No one wants their personal life to cast a shadow on their career or their relationship with co-workers, and that’s especially true if you are going through a divorce.
However, it can be challenging to isolate work from private matters while dealing with the emotions of divorce, as well as potential court appearances, phone calls and other demands for your time.
Strategies to keep your divorce and job separate
While managing a divorce at work can be a balancing act, here are some steps you can take to keep disruptions to a minimum and avoid damaging your career:
- Schedule divorce tasks: In a perfect world, you would deal with divorce matters only on your time off, but that’s unlikely if you work a regular 9-to-5 job Monday through Friday. Set aside time each day, maybe a lunch hour, to respond to emails or make phone calls related to the divorce.
- Use personal email: Never use your work email for personal business, especially related to divorce. If you use your work email, your messages may not be private, and by doing so, you may waive your right to attorney-client privilege by using an unprotected server.
- Be discreet and organized: If you use the same computer or laptop for work and personal matters, create a master folder containing all files related to your divorce. Keep hard copies in a safe place, and never leave papers containing confidential information where others can access them.
- Only alert those who need to know: Never discuss your divorce with co-workers except for specific individuals, such as human resources representatives who will end up providing documents required for your divorce, or a business partner if you are the co-owner of the business.
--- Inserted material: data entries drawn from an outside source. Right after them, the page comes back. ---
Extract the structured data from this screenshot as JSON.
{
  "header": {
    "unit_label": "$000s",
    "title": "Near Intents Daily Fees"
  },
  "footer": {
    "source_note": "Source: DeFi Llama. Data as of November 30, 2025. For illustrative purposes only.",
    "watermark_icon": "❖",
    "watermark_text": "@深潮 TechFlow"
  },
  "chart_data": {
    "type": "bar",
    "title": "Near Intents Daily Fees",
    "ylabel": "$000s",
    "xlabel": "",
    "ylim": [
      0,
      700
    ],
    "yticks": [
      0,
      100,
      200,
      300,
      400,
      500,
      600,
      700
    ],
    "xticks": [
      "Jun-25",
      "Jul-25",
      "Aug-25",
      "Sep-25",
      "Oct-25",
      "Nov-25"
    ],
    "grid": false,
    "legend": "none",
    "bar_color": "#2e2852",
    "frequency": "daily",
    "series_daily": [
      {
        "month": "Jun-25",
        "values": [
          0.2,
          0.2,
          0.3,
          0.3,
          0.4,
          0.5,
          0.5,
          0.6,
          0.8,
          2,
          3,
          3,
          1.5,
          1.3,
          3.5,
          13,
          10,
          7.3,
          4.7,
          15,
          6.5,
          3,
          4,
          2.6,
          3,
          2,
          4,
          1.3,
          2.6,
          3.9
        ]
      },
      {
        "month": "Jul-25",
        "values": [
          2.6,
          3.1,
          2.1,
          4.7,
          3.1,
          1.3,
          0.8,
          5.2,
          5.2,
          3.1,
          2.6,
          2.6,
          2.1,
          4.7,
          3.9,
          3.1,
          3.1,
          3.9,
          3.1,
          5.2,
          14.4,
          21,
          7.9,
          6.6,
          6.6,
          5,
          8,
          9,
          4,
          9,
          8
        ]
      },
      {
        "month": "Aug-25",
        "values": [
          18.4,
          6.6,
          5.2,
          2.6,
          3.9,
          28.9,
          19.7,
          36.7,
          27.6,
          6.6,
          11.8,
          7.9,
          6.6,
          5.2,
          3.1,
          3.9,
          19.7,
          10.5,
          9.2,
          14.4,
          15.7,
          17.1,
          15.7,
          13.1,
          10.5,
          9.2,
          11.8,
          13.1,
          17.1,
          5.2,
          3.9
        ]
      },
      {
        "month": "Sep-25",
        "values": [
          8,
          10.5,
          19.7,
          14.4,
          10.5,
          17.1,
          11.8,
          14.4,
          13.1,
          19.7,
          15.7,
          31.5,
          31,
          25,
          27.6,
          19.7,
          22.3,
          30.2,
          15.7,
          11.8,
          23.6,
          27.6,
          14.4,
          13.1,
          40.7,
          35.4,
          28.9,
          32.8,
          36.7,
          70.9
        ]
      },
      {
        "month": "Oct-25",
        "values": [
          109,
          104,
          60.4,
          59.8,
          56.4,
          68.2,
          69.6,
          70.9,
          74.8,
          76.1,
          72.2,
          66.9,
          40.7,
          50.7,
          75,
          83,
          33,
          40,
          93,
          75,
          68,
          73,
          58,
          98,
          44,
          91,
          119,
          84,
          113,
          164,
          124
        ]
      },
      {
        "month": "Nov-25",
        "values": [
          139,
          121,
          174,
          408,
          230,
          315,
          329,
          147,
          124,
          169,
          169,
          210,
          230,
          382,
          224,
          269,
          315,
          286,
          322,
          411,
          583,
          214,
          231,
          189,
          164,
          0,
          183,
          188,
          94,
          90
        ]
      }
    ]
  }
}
- Minimize the effects on HR colleagues: Instead of approaching human resources multiple times by requesting one document, work with your attorney to figure out everything you’ll need and present them with one organized list of paperwork.
Use common sense and don’t jeopardize your case
Keeping discussions at work about your divorce confined to those who need to know helps you keep a positive professional image as well as maintaining your privacy. And if that’s not enough, remember that your co-workers could be called to testify about any intimate details you may have shared at work relating to your personal life.